There are five of these dimensions at the top level:
- completeness: are things (or attributes of things) that are expected to be present, missing? E.g. service 185 should be in the schedules, but isn’t;
- attribute accuracy: are attribute values incorrect? E.g. a bus journey has the direction ‘inbound’, when it should be ‘outbound’;
- spatial accuracy: are things in the right place? E.g. a bus stop in our dataset is 10 metres away from its location in real life;
- temporal quality: are time values incorrect (e.g. in real life a bus calls at a stop at 13:00, not 12:55 as stated in the schedules), or has the data gone stale;
- consistency: is the format of the data correct, or are there logical consistency issues, such as a bus calling at the last stop before the first one.
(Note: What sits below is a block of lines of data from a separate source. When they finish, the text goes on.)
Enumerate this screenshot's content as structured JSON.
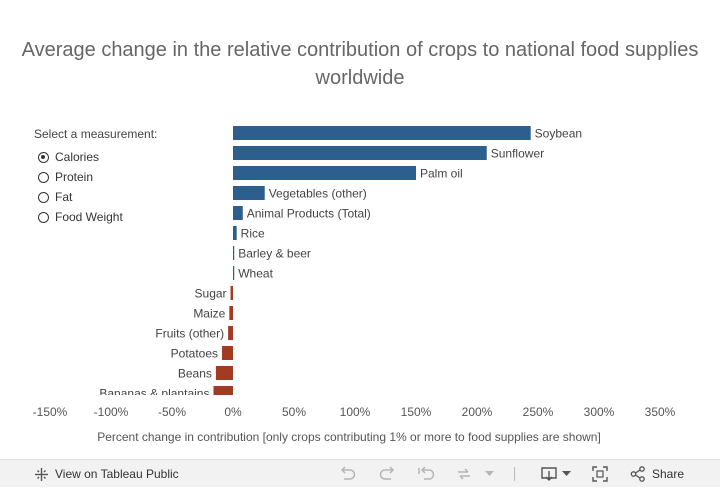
{
  "title": "Average change in the relative contribution of crops to national food supplies worldwide",
  "measurement": {
    "label": "Select a measurement:",
    "options": [
      "Calories",
      "Protein",
      "Fat",
      "Food Weight"
    ],
    "selected": "Calories"
  },
  "colors": {
    "positive": "#2c5f8d",
    "negative": "#a33a22"
  },
  "chart_data": {
    "type": "bar",
    "orientation": "horizontal",
    "categories": [
      "Soybean",
      "Sunflower",
      "Palm oil",
      "Vegetables (other)",
      "Animal Products (Total)",
      "Rice",
      "Barley & beer",
      "Wheat",
      "Sugar",
      "Maize",
      "Fruits (other)",
      "Potatoes",
      "Beans",
      "Bananas & plantains"
    ],
    "values": [
      244,
      208,
      150,
      26,
      8,
      3,
      1,
      1,
      -2,
      -3,
      -4,
      -9,
      -14,
      -16
    ],
    "xlabel": "Percent change in contribution [only crops contributing 1% or more to food supplies are shown]",
    "x_ticks": [
      "-150%",
      "-100%",
      "-50%",
      "0%",
      "50%",
      "100%",
      "150%",
      "200%",
      "250%",
      "300%",
      "350%"
    ],
    "xlim": [
      -150,
      350
    ],
    "grid": false
  },
  "toolbar": {
    "view_label": "View on Tableau Public",
    "share_label": "Share"
  }
}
We use this framework to define metrics, and compare their values to thresholds set to identify problematic data. If any one transport operator is missing from a dataset, this could be a big problem. By defining a Missing Operator metric, with a threshold of 0%, we can account for this scenario. For stale data we might choose to be more forgiving: with bus schedules there is often some data in the past. For example school services only run in term time, but often still linger in the dataset into the start of the Summer holidays. A Service Currency metric – with threshold set to 98% – can allow us to account for this baseline, whilst catching more issues such as an entire operator submitting stale data.
We use these metrics everywhere: in our data quality reporting, every time we load new data; for continuous monitoring of realtime systems; for automated alerts that ping us if metrics are falling below their thresholds.
And what good does all this do? What’s in it for you?
Well, of the 15,000 or so bus services in GB, we routinely catch those that are out of date (because, for example, an operator submitted last week’s schedules instead of this week’s), and report this back. This maintains up to date information on the apps and websites that use our managed services for bus stop departures, bus journey information, and journey planning, and avoids missing or legacy schedules being seen.
Equally, for the half a million bus stops in the UK, we can flag problems, such as when schedulers use unrecognised or legacy bus stop codes, or failed to include spatial information, which prevents stops being plotted on a map. We mitigate such issues where we can, but we also report a targeted list of what needs to be done for the data provider, to correct these problems at source and avoid them happening again in future.
Above are just two examples that show how we maintain data quality in our TAPI Places, TAPI Bus Schedules, and TAPI Bus RTI managed services. But we have hundreds more, monitoring all dimension of data quality across managed services. It gives us the evidence not only to believe that we are serving you the most complete and accurate industry data, but also to ensure that it continues to improve.